The Compression Puzzle Challenge
Life is short, exciting and full of small events. Small events can change your daily life and sometimes inspire you beyond your wildest imagination. This is one of those stories when a small and neat idea took off and challenged people beyond my or everyone’s imagination…
My dear friend David brought this small and exciting coding challenge/puzzle to our hackerspace a few weeks ago. A challenge that is, in essence, brutally simple.
Write a program that will take a string “AAABBAAC” and compress it into its compressed form “3A2B2A1C”.

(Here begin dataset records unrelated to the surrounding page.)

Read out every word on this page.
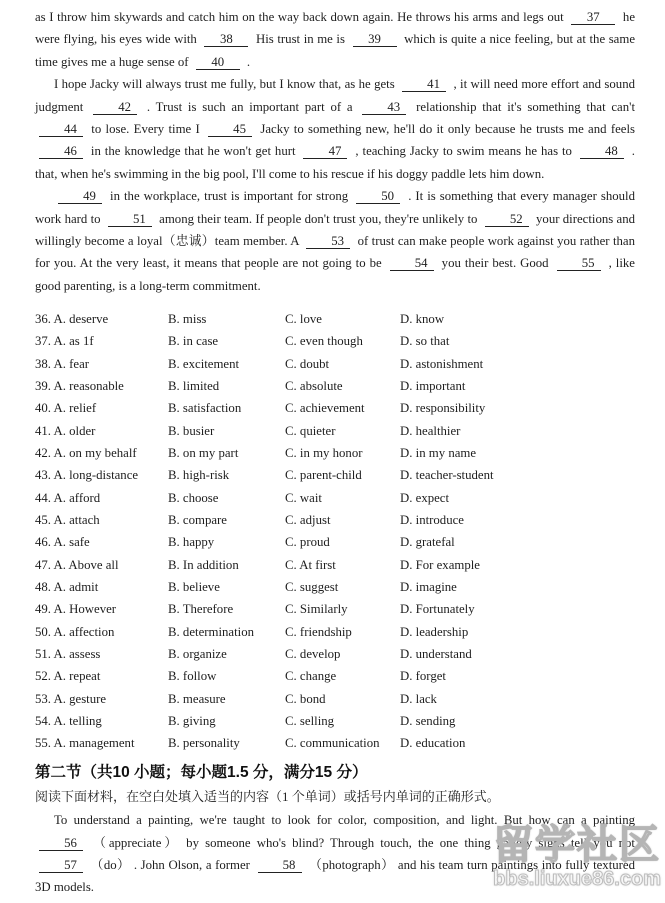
as I throw him skywards and catch him on the way back down again. He throws his arms and legs out 37 he were flying, his eyes wide with 38 His trust in me is 39 which is quite a nice feeling, but at the same time gives me a huge sense of 40 .

I hope Jacky will always trust me fully, but I know that, as he gets 41 , it will need more effort and sound judgment 42 . Trust is such an important part of a 43 relationship that it's something that can't 44 to lose. Every time I 45 Jacky to something new, he'll do it only because he trusts me and feels 46 in the knowledge that he won't get hurt 47 , teaching Jacky to swim means he has to 48 . that, when he's swimming in the big pool, I'll come to his rescue if his doggy paddle lets him down.

49 in the workplace, trust is important for strong 50 . It is something that every manager should work hard to 51 among their team. If people don't trust you, they're unlikely to 52 your directions and willingly become a loyal（忠诚）team member. A 53 of trust can make people work against you rather than for you. At the very least, it means that people are not going to be 54 you their best. Good 55 , like good parenting, is a long-term commitment.

36. A. deserve	B. miss	C. love	D. know
37. A. as 1f	B. in case	C. even though	D. so that
38. A. fear	B. excitement	C. doubt	D. astonishment
39. A. reasonable	B. limited	C. absolute	D. important
40. A. relief	B. satisfaction	C. achievement	D. responsibility
41. A. older	B. busier	C. quieter	D. healthier
42. A. on my behalf	B. on my part	C. in my honor	D. in my name
43. A. long-distance	B. high-risk	C. parent-child	D. teacher-student
44. A. afford	B. choose	C. wait	D. expect
45. A. attach	B. compare	C. adjust	D. introduce
46. A. safe	B. happy	C. proud	D. gratefal
47. A. Above all	B. In addition	C. At first	D. For example
48. A. admit	B. believe	C. suggest	D. imagine
49. A. However	B. Therefore	C. Similarly	D. Fortunately
50. A. affection	B. determination	C. friendship	D. leadership
51. A. assess	B. organize	C. develop	D. understand
52. A. repeat	B. follow	C. change	D. forget
53. A. gesture	B. measure	C. bond	D. lack
54. A. telling	B. giving	C. selling	D. sending
55. A. management	B. personality	C. communication	D. education
第二节（共10 小题；每小题1.5 分，满分15 分）

阅读下面材料，在空白处填入适当的内容（1 个单词）或括号内单词的正确形式。

To understand a painting, we're taught to look for color, composition, and light. But how can a painting 56 （appreciate） by someone who's blind? Through touch, the one thing gallery signs tell you not 57 （do） . John Olson, a former 58 （photograph） and his team turn paintings into fully textured 3D models.

留学社区
bbs.liuxue86.com
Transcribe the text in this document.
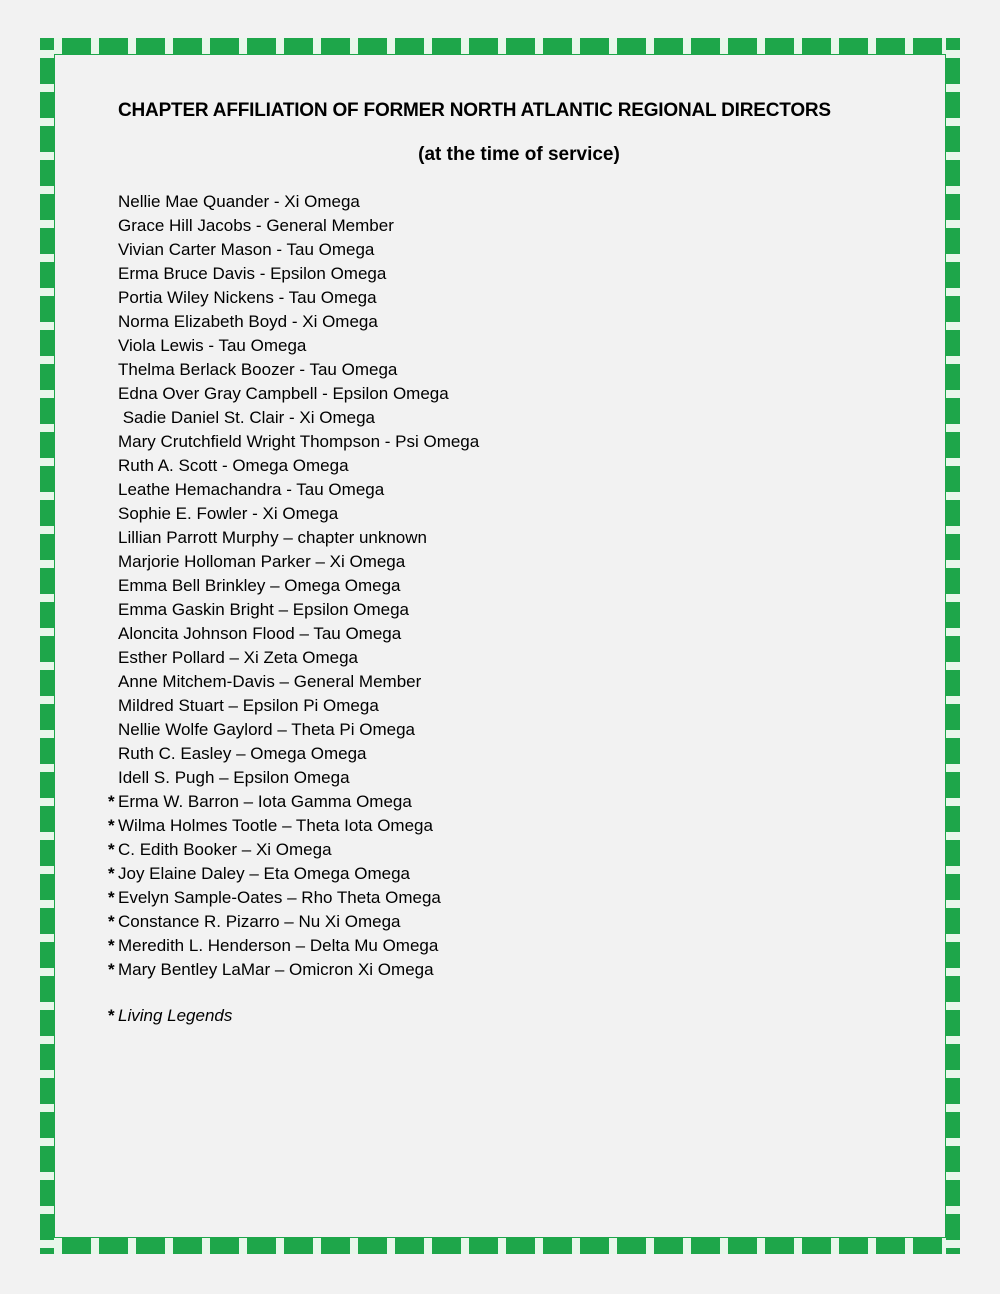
CHAPTER AFFILIATION OF FORMER NORTH ATLANTIC REGIONAL DIRECTORS
(at the time of service)
Nellie Mae Quander - Xi Omega
Grace Hill Jacobs - General Member
Vivian Carter Mason - Tau Omega
Erma Bruce Davis - Epsilon Omega
Portia Wiley Nickens - Tau Omega
Norma Elizabeth Boyd - Xi Omega
Viola Lewis - Tau Omega
Thelma Berlack Boozer - Tau Omega
Edna Over Gray Campbell - Epsilon Omega
Sadie Daniel St. Clair - Xi Omega
Mary Crutchfield Wright Thompson - Psi Omega
Ruth A. Scott - Omega Omega
Leathe Hemachandra - Tau Omega
Sophie E. Fowler - Xi Omega
Lillian Parrott Murphy – chapter unknown
Marjorie Holloman Parker – Xi Omega
Emma Bell Brinkley – Omega Omega
Emma Gaskin Bright – Epsilon Omega
Aloncita Johnson Flood – Tau Omega
Esther Pollard – Xi Zeta Omega
Anne Mitchem-Davis – General Member
Mildred Stuart – Epsilon Pi Omega
Nellie Wolfe Gaylord – Theta Pi Omega
Ruth C. Easley – Omega Omega
Idell S. Pugh – Epsilon Omega
* Erma W. Barron – Iota Gamma Omega
* Wilma Holmes Tootle – Theta Iota Omega
* C. Edith Booker – Xi Omega
* Joy Elaine Daley – Eta Omega Omega
* Evelyn Sample-Oates – Rho Theta Omega
* Constance R. Pizarro – Nu Xi Omega
* Meredith L. Henderson – Delta Mu Omega
* Mary Bentley LaMar – Omicron Xi Omega
* Living Legends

Now. If you’ve ever been to a place where talent is in abundance, where people are creative and where nothing is impossible, you’ll correctly conclude that we had three solutions in the next 3 minutes and that in the next hour, we had five more.
Ten solid solutions in an hour… more than enough, some might say. Done. Nah,… We can do better.
Level up
One of the most appreciated and head to thought virtue to teach a creative person is for sure the “curiosity”, and this little trait that some people have and some don’t is hard to cherish. Make no mistake. It’s worth nurturing. It is also one trait that makes some of the best engineers best at what they do.
As soon as we put our solutions together, the discussions started. Looking at one’s solutions to understand what’s the approach became exciting. And to build on this momentum, people started replicating methods in more languages and began looking for inspiration outside of our loop.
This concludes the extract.